Speakers at a government forum held yesterday on macroeconomic management and the 2017 budget law said Cambodia’s strong economic growth has been largely unscathed by China’s slowdown, though clouds were forming on the horizon.
Vongsey Vissoth, secretary of state at the Ministry of Economy and Finance (MEF), said Cambodia could expect to continue on course at around 7 percent gross domestic product (GDP) growth in 2017 despite uncertainty over the health of the global economy. He said the Kingdom’s economy has been a bright spot in the world economy, weathering the effects of China’s slowdown and other external pressures.
“Our priority at this time is to maintain a growth rate of 7 percent as long as possible and distribute the achievements of the economy to all the people that benefit from it,” he said.

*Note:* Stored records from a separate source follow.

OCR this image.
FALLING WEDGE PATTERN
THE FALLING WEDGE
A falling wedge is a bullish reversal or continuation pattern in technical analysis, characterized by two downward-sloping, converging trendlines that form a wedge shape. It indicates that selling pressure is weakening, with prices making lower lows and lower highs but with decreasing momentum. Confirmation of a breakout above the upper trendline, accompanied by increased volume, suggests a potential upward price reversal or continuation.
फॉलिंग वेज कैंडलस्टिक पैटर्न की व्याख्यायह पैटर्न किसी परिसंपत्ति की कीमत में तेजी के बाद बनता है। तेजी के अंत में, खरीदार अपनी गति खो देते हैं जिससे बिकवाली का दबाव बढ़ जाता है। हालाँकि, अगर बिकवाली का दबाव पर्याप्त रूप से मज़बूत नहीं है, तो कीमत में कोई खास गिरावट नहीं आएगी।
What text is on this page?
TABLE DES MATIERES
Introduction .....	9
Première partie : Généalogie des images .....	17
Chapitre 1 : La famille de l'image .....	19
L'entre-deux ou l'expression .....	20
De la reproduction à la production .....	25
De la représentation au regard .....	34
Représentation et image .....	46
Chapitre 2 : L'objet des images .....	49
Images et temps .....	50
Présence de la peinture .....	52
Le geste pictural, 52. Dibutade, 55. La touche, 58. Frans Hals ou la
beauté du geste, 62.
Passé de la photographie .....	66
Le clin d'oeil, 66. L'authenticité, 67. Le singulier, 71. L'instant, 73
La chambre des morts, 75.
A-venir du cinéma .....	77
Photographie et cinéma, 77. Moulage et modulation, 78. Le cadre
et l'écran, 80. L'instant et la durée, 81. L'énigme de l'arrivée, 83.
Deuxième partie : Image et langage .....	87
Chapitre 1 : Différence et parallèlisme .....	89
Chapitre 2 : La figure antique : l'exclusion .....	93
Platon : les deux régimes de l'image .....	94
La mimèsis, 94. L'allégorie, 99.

According to MEF projections released yesterday, Cambodia’s GDP will reach $22.3 billion this year, with the agricultural sector increasing by nearly 2 percent while the industrial sector is pegged to expand by an impressive 10.7 percent. The service sector is predicted to enlarge by 6.3 percent.
Despite the optimistic forecast, concerns were raised at the forum about the slower growth of China’s economy, US dollar appreciation, the increasing price of oil and the United Kingdom’s intention to leave the European Union.
“Slower growth of the Chinese economy could affect Cambodia’s economy especially in the trade and financial sectors,” said Chheang Vanarith, director of the macroeconomic and fiscal policy department at the MEF. “The increasing price of oil will affect the cost of goods in the market because Cambodia has to import all of its oil.”
The forum comes a day after the National Bank of Cambodia released its annual report, which reported a surge in foreign direct investment (FDI) despite a feared slowdown in investment from China.
Total capital inflows of FDI topped $2.15 billion in 2016, a 25 percent increase over the previous year, according to the report.
China remained Cambodia’s largest source of FDI last year, contributing $511 million, with another $237 million coming from Hong Kong.